二人の使者-3
「ルクスバードの使者なら今会ってきたばっかりだけど、なんでそれで悠樹が落ち込んでるの?」
きょとんと聞き返されて、悠樹も目を丸くする。
「へ?……イエルシュテインじゃないの?」
「僕が会ったのはルクスバード。と言っても、陛下のお供だけどね。術具の輸出量を増やしてほしいって脅迫まがいに……勝手だよねー」
頬杖をつき、もう片方の手で自分の髪をくるくると遊びながら、フィルドが笑う。悠樹はそれには答えず、黙ったままフィルドに疑念の眼差しを向けた。それに気付いたのか、ふいにフィルドの目が細められた。
瞳に大人びた光が宿り、陽気さが影を潜める。
「確かに、イエルシュテインからも使者は来てるよ」
「っ!」
さっと顔色が変わった悠樹の瞳を、フィルドがすぐさま覗き込んだ。
「その様子だと、要件はわかってるみたいだね」
「………………」
黙ってしまった悠樹を見つめて、フィルドは彼女に気づかれないように小さく息を吐いた。頭の後ろで指を組み、声の調子を変えずに言葉を続ける。

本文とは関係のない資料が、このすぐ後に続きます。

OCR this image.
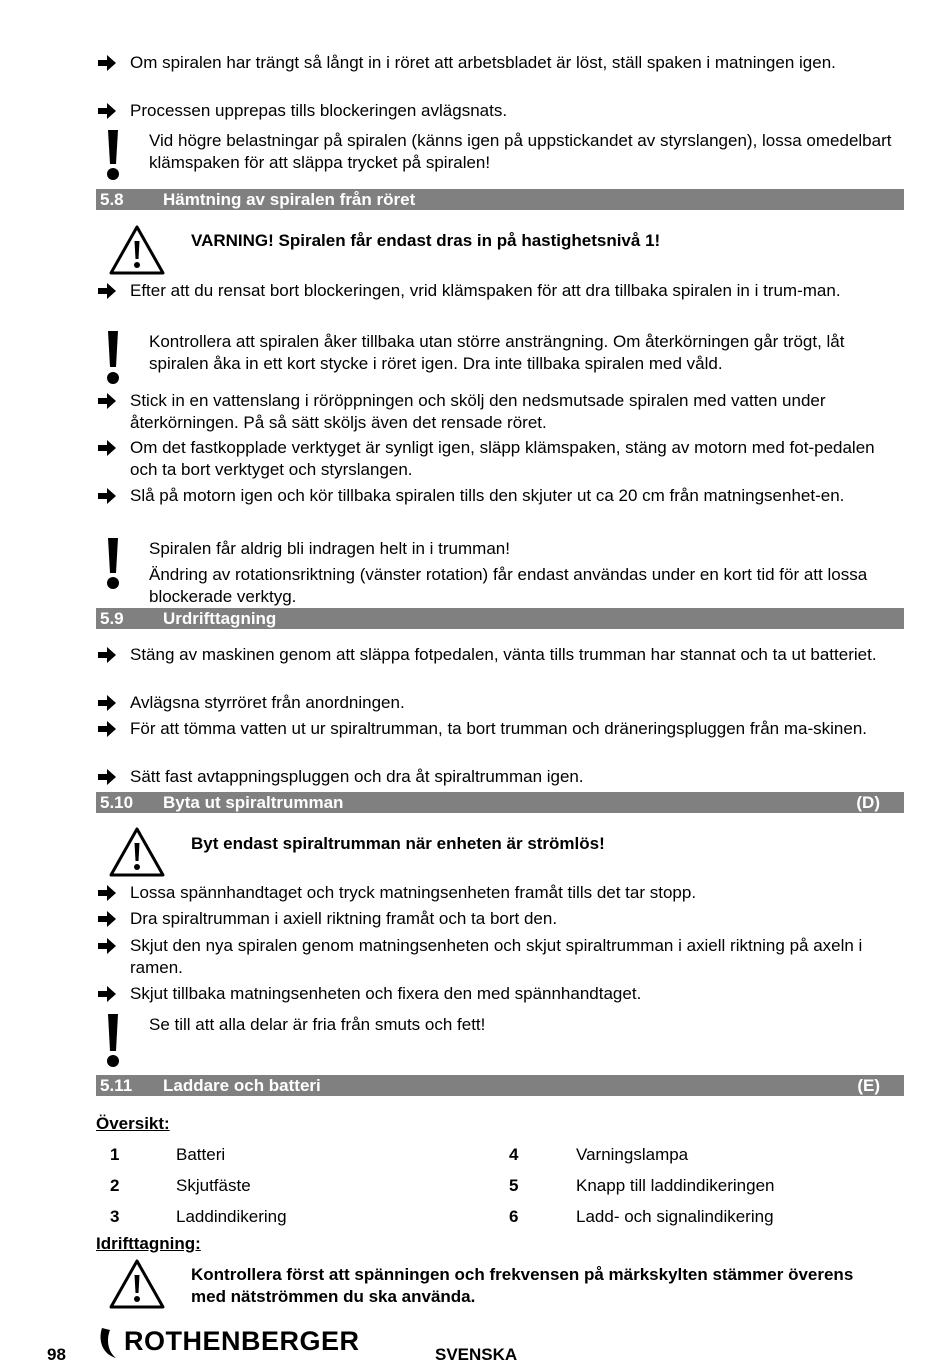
Om spiralen har trängt så långt in i röret att arbetsbladet är löst, ställ spaken i matningen igen.
Processen upprepas tills blockeringen avlägsnats.
Vid högre belastningar på spiralen (känns igen på uppstickandet av styrslangen), lossa omedelbart klämspaken för att släppa trycket på spiralen!
5.8 Hämtning av spiralen från röret
VARNING! Spiralen får endast dras in på hastighetsnivå 1!
Efter att du rensat bort blockeringen, vrid klämspaken för att dra tillbaka spiralen in i trum-man.
Kontrollera att spiralen åker tillbaka utan större ansträngning. Om återkörningen går trögt, låt spiralen åka in ett kort stycke i röret igen. Dra inte tillbaka spiralen med våld.
Stick in en vattenslang i röröppningen och skölj den nedsmutsade spiralen med vatten under återkörningen. På så sätt sköljs även det rensade röret.
Om det fastkopplade verktyget är synligt igen, släpp klämspaken, stäng av motorn med fot-pedalen och ta bort verktyget och styrslangen.
Slå på motorn igen och kör tillbaka spiralen tills den skjuter ut ca 20 cm från matningsenhet-en.
Spiralen får aldrig bli indragen helt in i trumman!
Ändring av rotationsriktning (vänster rotation) får endast användas under en kort tid för att lossa blockerade verktyg.
5.9 Urdrifttagning
Stäng av maskinen genom att släppa fotpedalen, vänta tills trumman har stannat och ta ut batteriet.
Avlägsna styrröret från anordningen.
För att tömma vatten ut ur spiraltrumman, ta bort trumman och dräneringspluggen från ma-skinen.
Sätt fast avtappningspluggen och dra åt spiraltrumman igen.
5.10 Byta ut spiraltrumman	(D)
Byt endast spiraltrumman när enheten är strömlös!
Lossa spännhandtaget och tryck matningsenheten framåt tills det tar stopp.
Dra spiraltrumman i axiell riktning framåt och ta bort den.
Skjut den nya spiralen genom matningsenheten och skjut spiraltrumman i axiell riktning på axeln i ramen.
Skjut tillbaka matningsenheten och fixera den med spännhandtaget.
Se till att alla delar är fria från smuts och fett!
5.11 Laddare och batteri	(E)
Översikt:
1	Batteri	4	Varningslampa
2	Skjutfäste	5	Knapp till laddindikeringen
3	Laddindikering	6	Ladd- och signalindikering
Idrifttagning:
Kontrollera först att spänningen och frekvensen på märkskylten stämmer överens med nätströmmen du ska använda.
98 ROTHENBERGER	SVENSKA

「大丈夫。ファルがなんとかするよ。なんてったって、自分のことだからねー」
「自分の……」
「そう。ま、なんでもいいよ。あの親子にとってはどちらも難しい問題じゃない。それに……初めから答えは決まってる」
思わせぶりなフィルドの態度に、悠樹の視線に棘が含まれる。それを受けて、普段と同じ笑みがフィルドに戻った。
「王宮で起きたのは、その二国から使者が来ただけ。今までだって各国の使者は何人も来てたし、内容も似たり寄ったり。今日に限ったことじゃないのに、何をそんな気にしてるの?」
そう問いかけたフィルドの表情が、突然変わった。振り返って王城のほうを向き、うそ、と呟く。
「フィルド?」
驚いた、というより、うろたえているようなフィルドの様子に悠樹も立ち上がった。急いで王城のほうに目を向け、そこに集まる術の力を感じ取る。
それは、セルナディアにいる術師の誰とも違う気配。
「誰?こんなに力の強い人、いなかったよね?」
悠樹の質問には答えず、フィルドはじっと同じ場所を見つめている。
やがて、気配は東屋の手前に移動し、術力の気配と共に一人の術師がそこに立っていた。